Meeka Metals has seen positive gold recovery results from its St Anne’s deposit in the Murchison region of WA. Credit: File

Meeka test work points to high gold recovery

Friday, 16 December, 2022 - 15:51

Meeka Metals has confirmed gold recoveries up to 99.4 per cent from metallurgical test work on ore from the company’s St Anne’s deposit that forms part of its greater Murchison gold project.

The program assessed conventional carbon-in-leach gold recovery for St Anne’s mineralisation at 150 micrometre grind size with results ranging from 97 per cent to 99.4 per cent for an average of 97.9 per cent.

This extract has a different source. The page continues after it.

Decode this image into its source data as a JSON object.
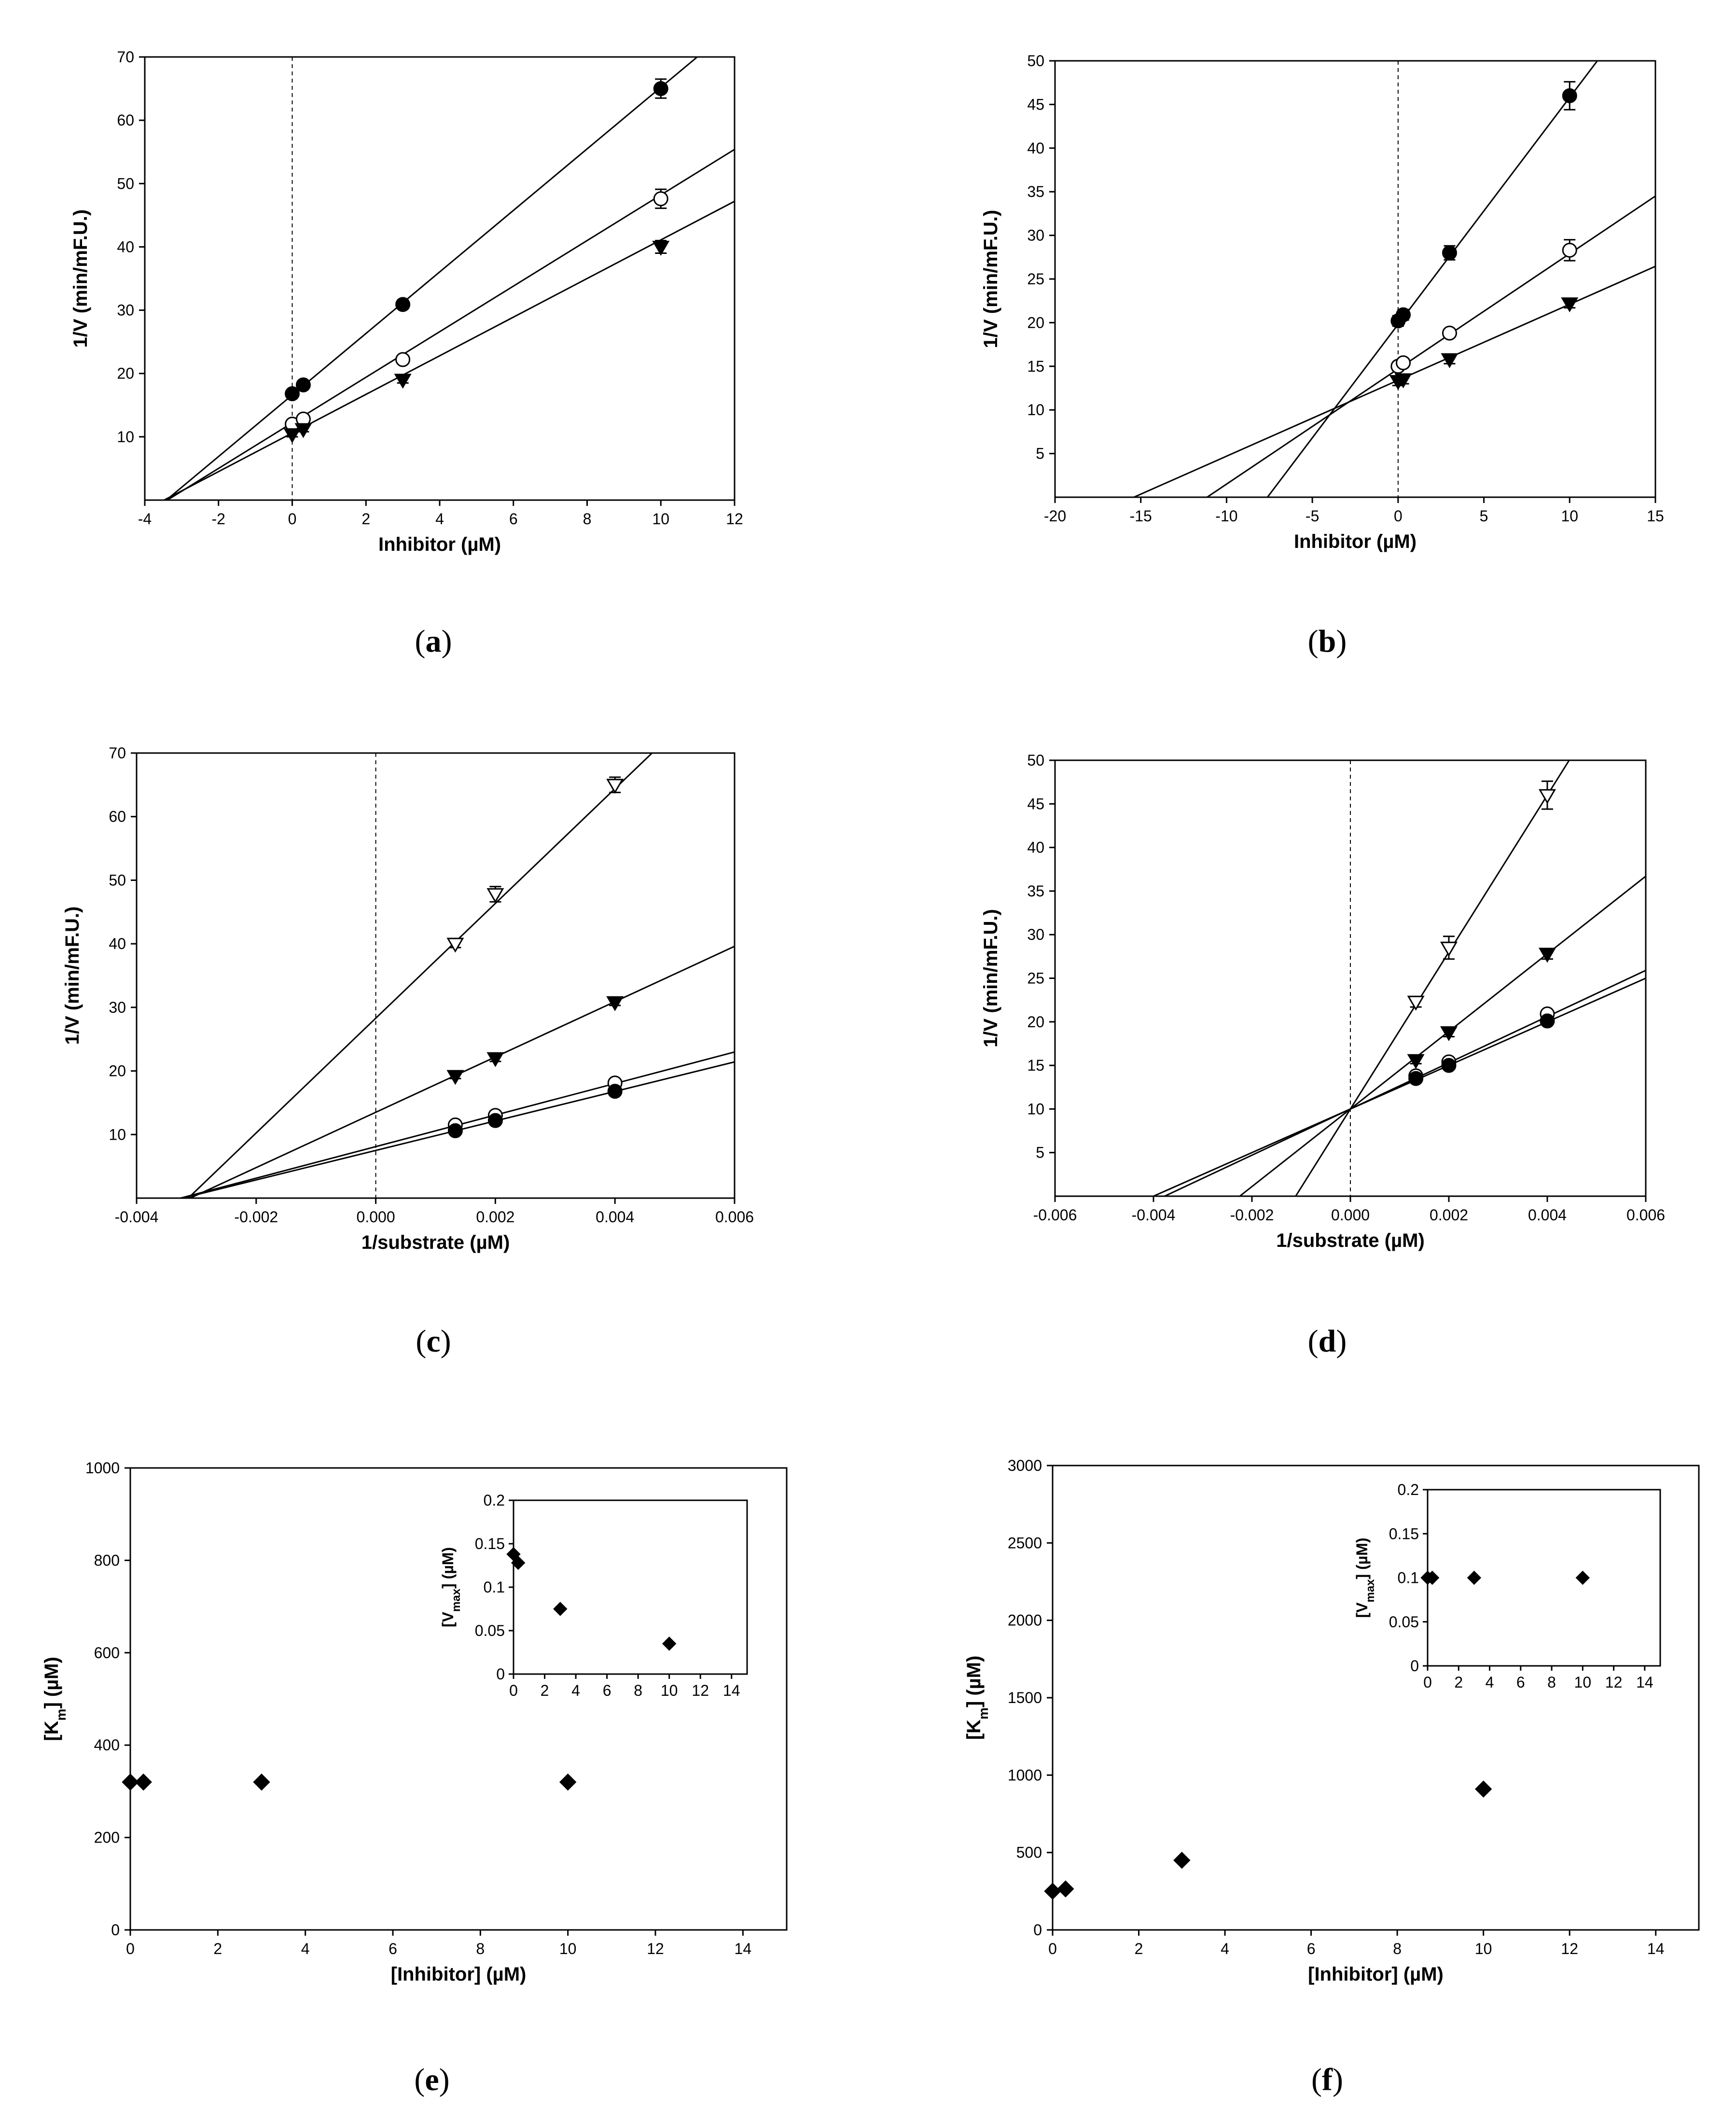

Meeka says it recorded low cyanide consumption and low leach residue tail grades in all tests whilst rapid leach kinetics achieved average recoveries of 91.1 per cent after four hours and 94.7 per cent after eight hours. The average gravity gold recovery came in at 48.5 per cent from a range between 28.9 and 82.1 per cent.

Just last month the explorer intersected a new zone of shallow high-grade oxide gold at the St Anne’s deposit, prompting the company to defer its planned release of the prospect’s mineral resource until the March quarter next year.

Meeka Metals Managing Director, Tim Davidson said: “High gold recoveries, rapid leach kinetics and low cyanide consumption, coupled with the shallow, high-grade oxide nature of the mineralisation, points to St Anne’s making a meaningful contribution to the pre-feasibility study due in mid-2023.”

The company’s Murchison gold project already lays claim to a 1.1 million ounce resource and is strategically positioned next to a 1.8 million tonne per annum gold mill and a key highway.

Meeka has seen some excellent figures from the laboratory this month with positive results from test work at its Cascade Valley rare earths project near Esperance with up to 90.4 per cent of the elements recovered in the less than 20 micrometre fraction.

The company says cheap and simple screening and hydro-cyclone classification can be applied to discard the coarse fraction greater than 20 micrometres and remove up to 65.5 per cent of the mass whilst retaining up to 90.4 per cent of the rare earth elements.

The test work also shows that rare earth grades increase by up to 91 per cent by rejecting the coarser fraction across the light, heavy and magnet rare earth elements categories.

Meeka says the positive results confirm that broadly adopted large scale mineral processing techniques can be applied to remove waste from the process stream prior to leaching. The next phase of metallurgical testing is now underway and will include recovery optimisation test work in addition to leach tests.

The explorer is expected to announce an updated mineral resource for its Turnberry deposit before the end of year that will include results from 16,213m of drilling completed since June last year. Extensional air-core and RC drilling is currently underway at both Turnberry and St Anne’s.